Jeśli natomiast chodzi o wymogi prawne, faktem jest, że wielu ambitnych ludzi na rynku odpuszcza i nie tworzy nowych projektów, bo boi się stawiać czoła barierom regulacyjnym. Przykładowo, „Lista zidentyfikowanych barier w rozwoju innowacji finansowych FinTech w Polsce” przygotowana przez Komisję Nadzoru Finansowego zamyka się obecnie na aż 193 pozycjach. To ogromna liczba.
TransactionLink chce pomóc w usunięciu wielu z przeszkód stojących na drodze rozwoju polskich fintechów. Sami funkcjonujemy dzięki dyrektywie PSD2, która otworzyła drogę działania spółkom podobnym do nas.
Kto może korzystać z waszego rozwiązania? Jakie fintechy można zbudować dzięki API?
Jesteśmy rozwiązaniem przeznaczonym dla B2B. W naszym sandbox można stworzyć lub rozwinąć właściwie każdą firmę – np. leasingową, faktoringową, wypożyczalnię sprzętu elektronicznego, spółkę wynajmującą mieszkania; możemy też wspomóc branżę bankową czy maklerską. Ogranicza nas jedynie kreatywność klienta.
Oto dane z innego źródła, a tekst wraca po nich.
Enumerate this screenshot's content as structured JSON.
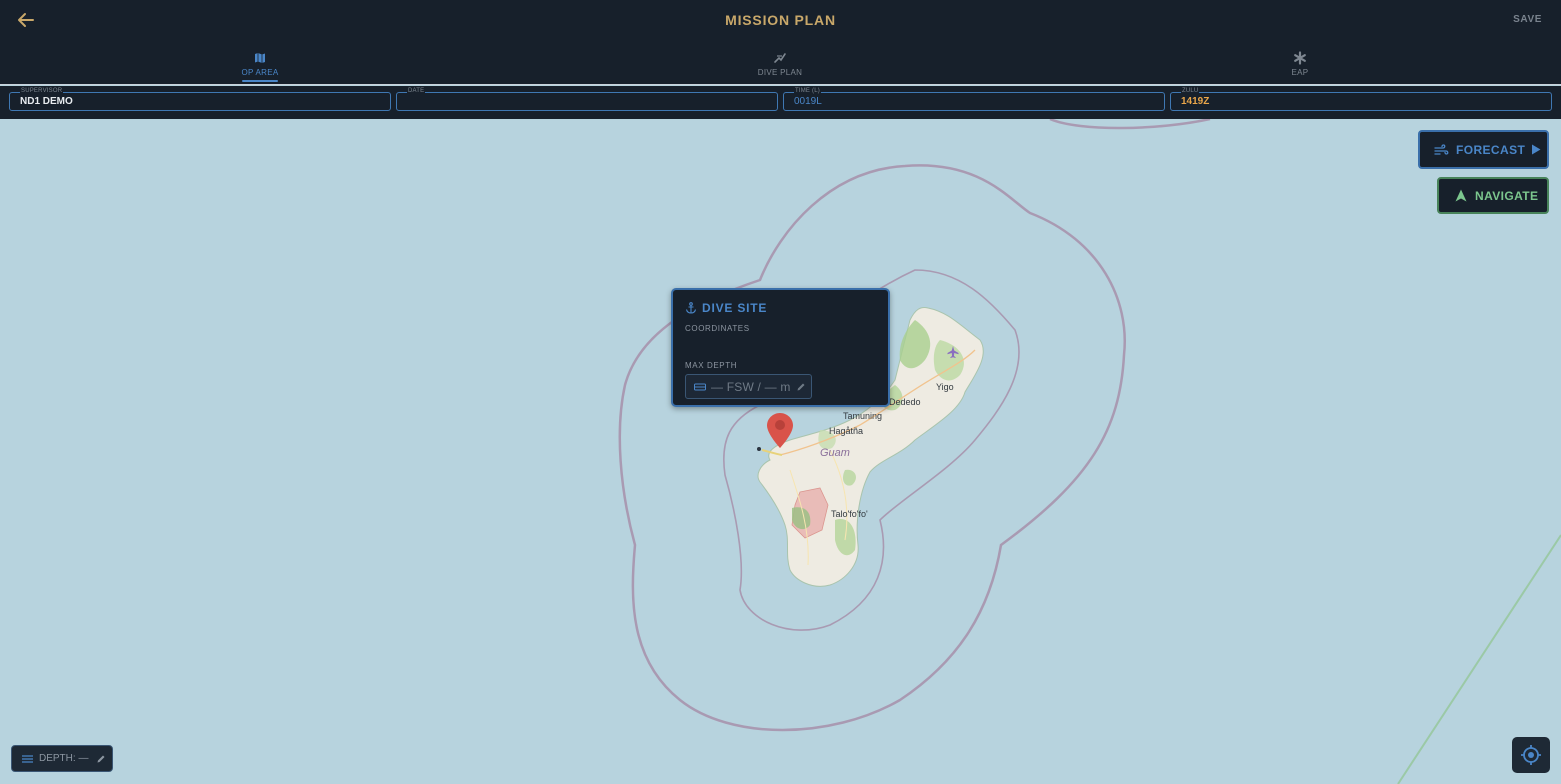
{
  "header": {
    "title": "MISSION PLAN",
    "save_label": "SAVE",
    "back_icon": "arrow-left-icon"
  },
  "tabs": [
    {
      "label": "OP AREA",
      "icon": "map-icon",
      "active": true
    },
    {
      "label": "DIVE PLAN",
      "icon": "dive-plan-icon",
      "active": false
    },
    {
      "label": "EAP",
      "icon": "asterisk-icon",
      "active": false
    }
  ],
  "fields": {
    "supervisor": {
      "label": "SUPERVISOR",
      "value": "ND1 DEMO"
    },
    "date": {
      "label": "DATE",
      "value": ""
    },
    "time_local": {
      "label": "TIME (L)",
      "value": "0019L"
    },
    "zulu": {
      "label": "ZULU",
      "value": "1419Z"
    }
  },
  "map": {
    "place_labels": [
      "Yigo",
      "Dededo",
      "Tamuning",
      "Hagåtña",
      "Guam",
      "Talo'fo'fo'"
    ],
    "airport_icon": "airplane-icon",
    "pin_icon": "map-pin-icon"
  },
  "popup": {
    "icon": "anchor-icon",
    "title": "DIVE SITE",
    "coordinates_label": "COORDINATES",
    "coordinates_value": "",
    "max_depth_label": "MAX DEPTH",
    "max_depth_value": "— FSW  /  — m",
    "ruler_icon": "ruler-icon",
    "edit_icon": "pencil-icon"
  },
  "buttons": {
    "forecast_label": "FORECAST",
    "forecast_icon": "wind-icon",
    "forecast_play_icon": "play-icon",
    "navigate_label": "NAVIGATE",
    "navigate_icon": "navigation-arrow-icon",
    "locate_icon": "crosshair-icon"
  },
  "depth_pill": {
    "label": "DEPTH: —",
    "icon": "menu-icon",
    "edit_icon": "pencil-icon"
  },
  "colors": {
    "header_bg": "#17202b",
    "title": "#c9a86a",
    "accent_blue": "#4a86c8",
    "accent_green": "#7cc78e",
    "zulu": "#e9a64a",
    "water": "#b7d3de",
    "pin": "#d9534a"
  }
}
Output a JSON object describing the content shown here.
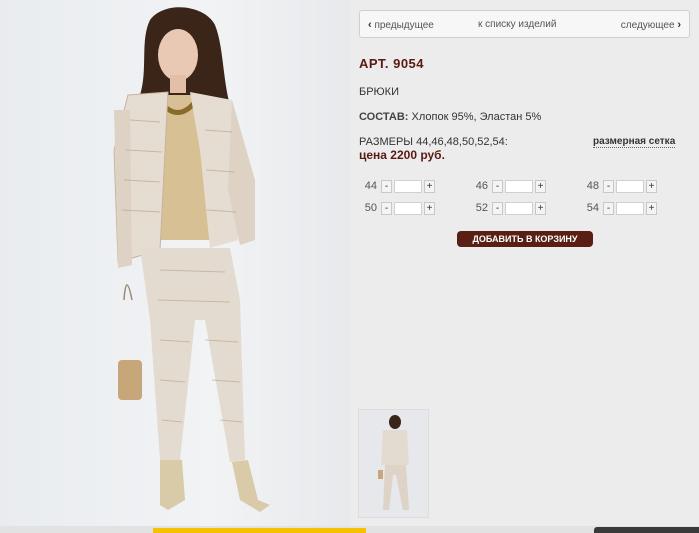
{
  "nav": {
    "prev": "предыдущее",
    "list": "к списку изделий",
    "next": "следующее"
  },
  "product": {
    "article": "АРТ. 9054",
    "type": "БРЮКИ",
    "composition_label": "СОСТАВ:",
    "composition": "Хлопок 95%, Эластан 5%",
    "sizes": "РАЗМЕРЫ 44,46,48,50,52,54:",
    "size_chart": "размерная сетка",
    "price": "цена 2200 руб."
  },
  "quantities": [
    {
      "size": "44",
      "value": ""
    },
    {
      "size": "46",
      "value": ""
    },
    {
      "size": "48",
      "value": ""
    },
    {
      "size": "50",
      "value": ""
    },
    {
      "size": "52",
      "value": ""
    },
    {
      "size": "54",
      "value": ""
    }
  ],
  "controls": {
    "minus": "-",
    "plus": "+",
    "add_to_cart": "ДОБАВИТЬ В КОРЗИНУ"
  },
  "colors": {
    "accent": "#5a1a12",
    "button": "#5a1f14"
  }
}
Jesteśmy warstwą, która daje firmom narzędzia do zbudowania interakcji z klientem na poziomie finansowym. To trend rynkowy, który będzie się wzmacniał – w najbliższych latach coraz więcej API na poziomie biznesowym będzie zakładać, że konsument powinien mieć bezpośrednią interakcję z produktem, a niekoniecznie z bankiem.
Jakie są plany firmy do końca tego roku?
Dalszy rozwój naszej platformy w oparciu o pierwsze dwie rundy finansowania, pozyskiwanie nowych klientów i pracowników. Rozwijamy się dynamicznie – w styczniu na początkowym etapie było nas troje, obecnie zatrudniamy kilkanaście osób, a do końca roku chcemy, aby zespół rozrósł się do rozmiarów 30-40 pracowników. Koncentrujemy się przede wszystkim na rekrutacji specjalistów IT.
Szukamy proaktywnych i kreatywnych developerów. Zwracamy również uwagę na zainteresowanie sferą bezpieczeństwa w sieci i chcemy aktywnie działać w zakresie uświadamiania rynku w tym zakresie. W naszej branży, z oczywistych względów, jest to bardzo istotne.